In the Sunday Angelus at Castel Gandolfo, the Pope entrusted to Our Lady the intention of WYD Rio 2013.
“We see that there are many youth, but all of you are young at heart! Congratulations!” Francis said.
“I will leave in eight days, but many young people will go to Brazil even before. So let’s pray for this great pilgrimage that is now unfolding. Let’s pray that Our Lady of Aparecida, the Patroness of Brazil, will guide the participants in their steps and open their hearts to receive the mission that Christ will give them.”
Here is the full text of the Angelus, which was published by Vatican Radio:
Dear brothers and sisters, good morning!
Today, we are holding our Sunday Angelus appointment here in Castel Gandolfo. I greet the people of this beautiful city! I want to thank you especially for your prayers and I also thank the many pilgrims who came here.
Today’s Gospel – we are in Chapter 10 of Luke – is the famous parable of the Good Samaritan. Who was this man? He was an ordinary man who went down from Jerusalem to Jericho by the road that crossed through the Judean desert. Only recently, on that road, a man had been assaulted by criminals, robbed, beaten, and left half dead. Before the Samaritan, a priest and a Levite passed by. These were two people who were responsible for the worship in the Temple of the Lord. They see that poor man, but they continue on without stopping. But when the Samaritan saw the man, “he had compassion” (Lk. 10:33). He went to him and bandaged his wounds, covering them with oil and wine, then put him on his own beast, brought him to an inn, and paid for his care. In short, he took responsibility for him: it is the example of love for others. But why did Jesus choose a Samaritan as the protagonist of this parable? Because the Jews despised the Samaritans for their different religious traditions, and yet Jesus shows that the heart of that Samaritan is kind and generous and that – unlike the priest and the Levite – he puts into practice the will of God who desires mercy and not sacrifice (cf. Mk. 12:33). God always wants mercy and not condemnation. He wants mercy from the heart, because he is merciful and is able to fully understand our miseries, our difficulties, and our sins. He gives this merciful heart to all of us. The Samaritan does exactly that: he imitates God’s mercy, mercy for those in need.
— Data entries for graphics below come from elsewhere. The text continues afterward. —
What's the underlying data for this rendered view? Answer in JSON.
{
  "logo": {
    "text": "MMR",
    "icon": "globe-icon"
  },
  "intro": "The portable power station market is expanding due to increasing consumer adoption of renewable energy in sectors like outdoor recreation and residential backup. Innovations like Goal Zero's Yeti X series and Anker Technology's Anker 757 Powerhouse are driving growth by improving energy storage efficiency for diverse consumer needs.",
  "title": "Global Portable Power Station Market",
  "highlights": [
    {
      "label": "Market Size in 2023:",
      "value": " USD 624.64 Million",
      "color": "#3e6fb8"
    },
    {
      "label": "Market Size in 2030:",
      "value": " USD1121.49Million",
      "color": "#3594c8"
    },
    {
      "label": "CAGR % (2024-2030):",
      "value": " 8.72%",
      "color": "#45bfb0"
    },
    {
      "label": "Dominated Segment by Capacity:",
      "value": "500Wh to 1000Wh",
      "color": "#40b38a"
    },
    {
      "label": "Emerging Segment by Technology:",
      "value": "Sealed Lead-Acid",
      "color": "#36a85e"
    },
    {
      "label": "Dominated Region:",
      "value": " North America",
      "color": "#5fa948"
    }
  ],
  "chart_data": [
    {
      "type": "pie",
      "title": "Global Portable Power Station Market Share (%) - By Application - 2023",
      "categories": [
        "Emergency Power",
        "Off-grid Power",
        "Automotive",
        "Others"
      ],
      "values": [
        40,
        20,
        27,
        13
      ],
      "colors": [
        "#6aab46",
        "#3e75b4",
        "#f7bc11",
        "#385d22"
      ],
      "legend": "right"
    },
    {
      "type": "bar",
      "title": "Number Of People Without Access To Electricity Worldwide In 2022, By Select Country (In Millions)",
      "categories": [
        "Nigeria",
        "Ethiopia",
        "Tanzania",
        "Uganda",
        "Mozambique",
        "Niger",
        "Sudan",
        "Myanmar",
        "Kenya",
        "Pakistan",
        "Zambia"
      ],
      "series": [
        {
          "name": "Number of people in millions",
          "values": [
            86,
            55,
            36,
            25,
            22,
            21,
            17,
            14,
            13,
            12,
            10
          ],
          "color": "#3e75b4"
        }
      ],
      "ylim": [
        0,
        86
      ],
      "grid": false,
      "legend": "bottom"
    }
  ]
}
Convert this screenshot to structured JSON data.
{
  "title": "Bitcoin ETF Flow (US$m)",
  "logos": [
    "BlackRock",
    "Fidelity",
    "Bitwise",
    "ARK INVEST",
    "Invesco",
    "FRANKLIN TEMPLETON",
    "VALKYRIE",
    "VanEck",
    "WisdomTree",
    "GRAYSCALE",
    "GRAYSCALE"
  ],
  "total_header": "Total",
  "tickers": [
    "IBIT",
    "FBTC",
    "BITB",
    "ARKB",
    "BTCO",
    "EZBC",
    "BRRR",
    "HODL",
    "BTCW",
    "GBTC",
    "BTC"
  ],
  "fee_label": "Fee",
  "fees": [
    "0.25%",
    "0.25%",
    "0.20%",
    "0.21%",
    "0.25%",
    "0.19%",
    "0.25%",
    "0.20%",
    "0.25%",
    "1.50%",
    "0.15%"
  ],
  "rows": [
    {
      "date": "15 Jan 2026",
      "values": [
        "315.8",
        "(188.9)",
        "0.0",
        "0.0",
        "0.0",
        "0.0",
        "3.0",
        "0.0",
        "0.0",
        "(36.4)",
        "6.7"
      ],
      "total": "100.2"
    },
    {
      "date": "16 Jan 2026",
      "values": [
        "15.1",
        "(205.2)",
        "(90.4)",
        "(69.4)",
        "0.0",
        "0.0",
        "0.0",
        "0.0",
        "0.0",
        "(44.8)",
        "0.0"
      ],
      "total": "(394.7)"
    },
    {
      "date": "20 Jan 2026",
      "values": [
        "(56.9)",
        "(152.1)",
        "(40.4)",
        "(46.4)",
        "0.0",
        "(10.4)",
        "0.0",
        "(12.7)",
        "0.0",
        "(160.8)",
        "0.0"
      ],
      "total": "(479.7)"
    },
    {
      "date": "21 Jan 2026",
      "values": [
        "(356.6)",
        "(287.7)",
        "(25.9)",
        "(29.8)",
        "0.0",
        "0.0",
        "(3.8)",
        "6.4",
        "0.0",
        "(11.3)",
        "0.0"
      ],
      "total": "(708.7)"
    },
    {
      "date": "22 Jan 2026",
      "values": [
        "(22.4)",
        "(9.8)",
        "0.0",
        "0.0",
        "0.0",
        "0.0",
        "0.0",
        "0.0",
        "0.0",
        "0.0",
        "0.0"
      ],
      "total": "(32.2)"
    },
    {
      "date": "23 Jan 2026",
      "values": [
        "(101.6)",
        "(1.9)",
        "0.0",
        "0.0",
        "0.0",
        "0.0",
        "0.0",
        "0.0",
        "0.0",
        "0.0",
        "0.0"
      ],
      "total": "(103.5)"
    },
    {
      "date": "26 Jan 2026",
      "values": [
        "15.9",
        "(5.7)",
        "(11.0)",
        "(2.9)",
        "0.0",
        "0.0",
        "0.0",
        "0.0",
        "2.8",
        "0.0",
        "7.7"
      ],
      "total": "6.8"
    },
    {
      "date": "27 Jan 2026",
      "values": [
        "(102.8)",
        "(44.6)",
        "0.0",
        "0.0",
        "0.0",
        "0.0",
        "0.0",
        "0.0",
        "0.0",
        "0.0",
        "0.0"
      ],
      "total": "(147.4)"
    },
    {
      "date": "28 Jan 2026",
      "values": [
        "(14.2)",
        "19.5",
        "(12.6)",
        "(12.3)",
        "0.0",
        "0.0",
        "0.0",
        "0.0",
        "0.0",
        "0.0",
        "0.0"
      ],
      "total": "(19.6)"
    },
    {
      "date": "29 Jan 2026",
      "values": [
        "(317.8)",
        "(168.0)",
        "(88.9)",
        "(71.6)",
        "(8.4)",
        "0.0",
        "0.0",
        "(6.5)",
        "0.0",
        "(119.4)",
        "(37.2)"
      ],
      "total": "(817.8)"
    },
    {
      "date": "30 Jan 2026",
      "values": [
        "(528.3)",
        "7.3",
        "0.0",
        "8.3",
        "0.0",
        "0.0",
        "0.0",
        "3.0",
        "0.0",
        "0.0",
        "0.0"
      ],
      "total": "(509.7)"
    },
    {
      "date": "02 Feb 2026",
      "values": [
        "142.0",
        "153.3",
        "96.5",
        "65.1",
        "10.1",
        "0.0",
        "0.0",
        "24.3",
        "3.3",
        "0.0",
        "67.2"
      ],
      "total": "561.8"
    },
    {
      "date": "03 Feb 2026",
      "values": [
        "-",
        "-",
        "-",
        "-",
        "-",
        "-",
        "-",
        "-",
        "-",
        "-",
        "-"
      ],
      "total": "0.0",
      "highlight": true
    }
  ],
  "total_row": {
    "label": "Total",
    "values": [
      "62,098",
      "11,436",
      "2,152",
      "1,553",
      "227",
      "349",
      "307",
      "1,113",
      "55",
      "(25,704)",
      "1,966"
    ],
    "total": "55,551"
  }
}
A man who lived fully the gospel of the Good Samaritan is the saint whom we remember today: St. Camillus de Lellis, founder of the Brothers of the Ministers of the Sick, patron of the sick and health workers. St. Camillus died on July 14, 1614; just today we begin his fourth centenary, which will end within a year.
I greet with affection all the spiritual children of St. Camillus who live with his charism of charity in daily contact with the sick. Be like him, good Samaritans! And I hope that doctors, nurses, and those who work in hospitals and in the homes for the sick will be moved by the same spirit. We entrust this intention to the intercession of Virgin Mary.
And I would like to entrust another intention to the Blessed Virgin. At this point, World Youth Day in Rio de Janeiro is close at hand. We see that there are many youth, but all of you are young at heart! Congratulations! I will leave in eight days, but many young people will go to Brazil even before. Pray then for the great pilgrimage that is now unfolding, that Our Lady of Aparecida, Patroness of Brazil, will guide the participants in their steps and open their hearts to receive the mission that Christ will give them.